Il est maintenant 15h02. Tu prends ta douche et je t'attend, toujours figée devant la baie vitrée. Je ne me suis pas déplacée. Pas encore. Je ne veux pas. Je suis debout, là, depuis déjà plusieurs heures. J'aimerais pouvoir te rejoindre, mais la peur me dépasse. De toute façon, tu viens de finir.Et c'est quelques minutes plus tard que je sens tes mains parcourir le long de ma taille. Tu m'enlaces. Puis là, j'aimerais tent te dire, t'avouer ce que j'ai en tête. Cette impression de déjà vus, cette impression de déjà l'avoir vécus, cette impression d'avoir déjà recentis cela. Est-ce réellement toi que j'aime, ou bien est-ce le souvenir que tu as fais resurgir en moi grâce un moment pareil?

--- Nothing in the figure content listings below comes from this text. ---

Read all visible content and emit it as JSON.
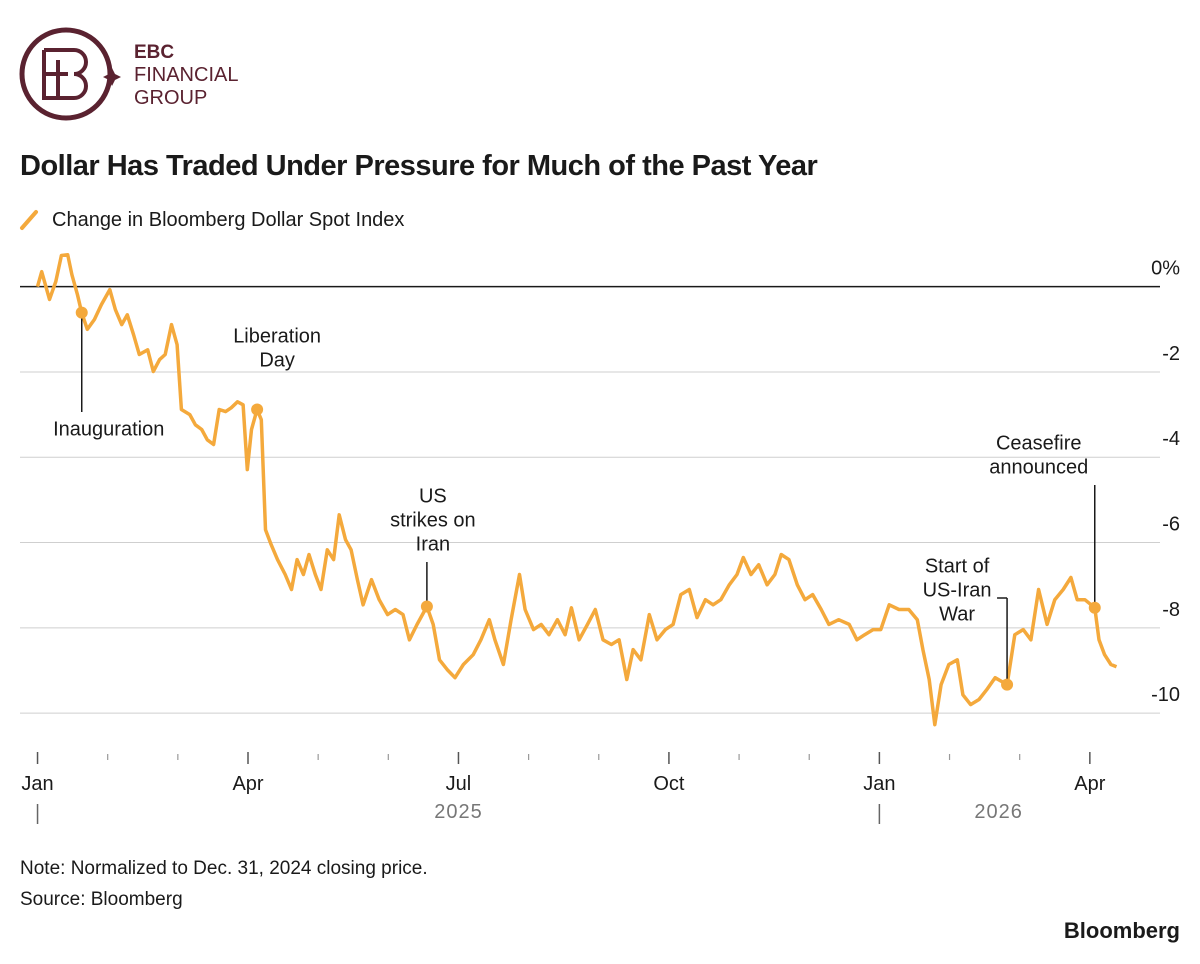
{
  "logo": {
    "lines": [
      "EBC",
      "FINANCIAL",
      "GROUP"
    ]
  },
  "chart_data": {
    "type": "line",
    "title": "Dollar Has Traded Under Pressure for Much of the Past Year",
    "xlim": [
      -0.25,
      16
    ],
    "ylim": [
      -10.7,
      1.0
    ],
    "xticks": [
      {
        "value": 0,
        "label": "Jan"
      },
      {
        "value": 3,
        "label": "Apr"
      },
      {
        "value": 6,
        "label": "Jul"
      },
      {
        "value": 9,
        "label": "Oct"
      },
      {
        "value": 12,
        "label": "Jan"
      },
      {
        "value": 15,
        "label": "Apr"
      }
    ],
    "xminor_ticks": [
      1,
      2,
      4,
      5,
      7,
      8,
      10,
      11,
      13,
      14
    ],
    "year_labels": [
      {
        "value": 6,
        "label": "2025"
      },
      {
        "value": 13.7,
        "label": "2026"
      }
    ],
    "year_starts": [
      0,
      12
    ],
    "yticks": [
      {
        "value": 0,
        "label": "0%"
      },
      -2,
      -4,
      -6,
      -8,
      -10
    ],
    "grid": true,
    "series": [
      {
        "name": "Change in Bloomberg Dollar Spot Index",
        "color": "#f4a93c",
        "x": [
          0,
          0.06,
          0.17,
          0.26,
          0.34,
          0.43,
          0.49,
          0.57,
          0.63,
          0.71,
          0.81,
          0.91,
          1.03,
          1.11,
          1.2,
          1.28,
          1.37,
          1.45,
          1.57,
          1.65,
          1.74,
          1.82,
          1.91,
          1.99,
          2.05,
          2.17,
          2.25,
          2.34,
          2.42,
          2.51,
          2.59,
          2.68,
          2.76,
          2.85,
          2.93,
          2.99,
          3.05,
          3.13,
          3.19,
          3.25,
          3.33,
          3.42,
          3.53,
          3.62,
          3.7,
          3.79,
          3.87,
          3.96,
          4.04,
          4.13,
          4.22,
          4.3,
          4.39,
          4.47,
          4.56,
          4.64,
          4.76,
          4.87,
          4.99,
          5.1,
          5.21,
          5.3,
          5.41,
          5.55,
          5.64,
          5.73,
          5.84,
          5.95,
          6.07,
          6.21,
          6.32,
          6.44,
          6.52,
          6.64,
          6.75,
          6.87,
          6.95,
          7.07,
          7.18,
          7.29,
          7.41,
          7.52,
          7.61,
          7.72,
          7.84,
          7.95,
          8.06,
          8.18,
          8.29,
          8.4,
          8.49,
          8.6,
          8.72,
          8.83,
          8.95,
          9.06,
          9.17,
          9.29,
          9.4,
          9.52,
          9.63,
          9.74,
          9.86,
          9.97,
          10.06,
          10.17,
          10.28,
          10.4,
          10.51,
          10.6,
          10.71,
          10.83,
          10.94,
          11.05,
          11.17,
          11.28,
          11.42,
          11.57,
          11.68,
          11.79,
          11.91,
          12.02,
          12.14,
          12.28,
          12.42,
          12.54,
          12.62,
          12.71,
          12.79,
          12.88,
          12.99,
          13.11,
          13.19,
          13.3,
          13.42,
          13.53,
          13.65,
          13.82,
          13.93,
          14.05,
          14.16,
          14.27,
          14.39,
          14.5,
          14.62,
          14.73,
          14.82,
          14.93,
          15.07,
          15.13,
          15.21,
          15.3,
          15.38
        ],
        "values": [
          0,
          0.35,
          -0.3,
          0.12,
          0.73,
          0.75,
          0.28,
          -0.19,
          -0.61,
          -1.0,
          -0.77,
          -0.42,
          -0.07,
          -0.54,
          -0.89,
          -0.66,
          -1.13,
          -1.59,
          -1.48,
          -1.99,
          -1.71,
          -1.59,
          -0.89,
          -1.36,
          -2.88,
          -3.0,
          -3.24,
          -3.35,
          -3.59,
          -3.7,
          -2.88,
          -2.93,
          -2.84,
          -2.7,
          -2.77,
          -4.29,
          -3.35,
          -2.88,
          -3.12,
          -5.7,
          -6.05,
          -6.4,
          -6.75,
          -7.1,
          -6.4,
          -6.75,
          -6.28,
          -6.75,
          -7.1,
          -6.17,
          -6.4,
          -5.35,
          -5.93,
          -6.17,
          -6.87,
          -7.46,
          -6.87,
          -7.34,
          -7.69,
          -7.57,
          -7.69,
          -8.28,
          -7.92,
          -7.5,
          -7.92,
          -8.75,
          -8.98,
          -9.17,
          -8.86,
          -8.63,
          -8.28,
          -7.81,
          -8.28,
          -8.86,
          -7.81,
          -6.75,
          -7.57,
          -8.04,
          -7.92,
          -8.16,
          -7.81,
          -8.16,
          -7.53,
          -8.28,
          -7.92,
          -7.57,
          -8.28,
          -8.39,
          -8.28,
          -9.21,
          -8.51,
          -8.75,
          -7.69,
          -8.28,
          -8.04,
          -7.92,
          -7.22,
          -7.1,
          -7.76,
          -7.34,
          -7.46,
          -7.34,
          -6.99,
          -6.75,
          -6.35,
          -6.75,
          -6.52,
          -6.99,
          -6.75,
          -6.28,
          -6.4,
          -6.99,
          -7.34,
          -7.22,
          -7.57,
          -7.92,
          -7.81,
          -7.92,
          -8.28,
          -8.16,
          -8.04,
          -8.04,
          -7.46,
          -7.57,
          -7.57,
          -7.81,
          -8.51,
          -9.21,
          -10.27,
          -9.33,
          -8.86,
          -8.75,
          -9.57,
          -9.8,
          -9.68,
          -9.45,
          -9.17,
          -9.33,
          -8.16,
          -8.04,
          -8.28,
          -7.1,
          -7.92,
          -7.34,
          -7.1,
          -6.82,
          -7.34,
          -7.34,
          -7.53,
          -8.28,
          -8.63,
          -8.86,
          -8.91
        ]
      }
    ],
    "annotations": [
      {
        "label": [
          "Inauguration"
        ],
        "x": 0.63,
        "y": -0.61
      },
      {
        "label": [
          "Liberation",
          "Day"
        ],
        "x": 3.13,
        "y": -2.88
      },
      {
        "label": [
          "US",
          "strikes on",
          "Iran"
        ],
        "x": 5.55,
        "y": -7.5
      },
      {
        "label": [
          "Start of",
          "US-Iran",
          "War"
        ],
        "x": 13.82,
        "y": -9.33
      },
      {
        "label": [
          "Ceasefire",
          "announced"
        ],
        "x": 15.07,
        "y": -7.53
      }
    ],
    "note": "Note: Normalized to Dec. 31, 2024 closing price.",
    "source": "Source: Bloomberg",
    "brand": "Bloomberg"
  }
}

Les larmes reviennent. Je retirai ses bras d'autour de moi. Et m'en allai. Sans rien dire. Rien. Je m'habillai, ignorant ses propos. Continuant à pleurer, sans parler, en suffoquant dans mon angoisse, dans ma nervosité. Et elle. Amy. Je la tue en ce moment précis. Ce ne sont pas des larmes qu'elle verse, mais un torant de colère, de souffrance. Elle me prit par les épaules, me suppliant de répondre à ses questions. Rien. Elle attrapa le verre posé sur la table de nuit. Ce verre dans lequel elle avait bû toute la soirée, ce verre qui était à nos cotés quand on fesait l'amour, ce verre qui la rendue amoureuse, ce verre en pleine conclusion. Elle le serra et le lanca d'une pûre violence sur le sol.
" Merde Effy ! Putain de merde, tu te rends compte ! Te rends-tu compte de ce que tu me fais subir ? Salope, tu m'as baisé et tu me jettes maintenant. Je ne suis qu'une merde d'experimentation pour toi pas vraie ? Ca va tu t'es bien amusé? Putain!"
Elle mit les mains sur sa tête et se laissa tomber pas terre. Je la regardais.
" Je l'ai fais avec de l'amour, je l'ai fais en recentant des emotions, en adoptant tous les sentiments que tu m'offrais. Je t'aime ou je t'apprécie, peu importe, tu compte vraiment pour moi. Ca me fais mal, tellement, de te voir dans cet état, par ma faute. Mais je ne suis pas prète pour quelque chose de nouveau. Le problème malheuresement c'est que Yann est toujours là."
C'est ce que j'aurais aimé lui dire, lui affirmé, mais je n'y arrivais pas. Les mots restaient bloqués à l'entrée de ma bouche. Alors, je partis, pris mes affaires et m'en allai en la laissant périr dans sa douleure.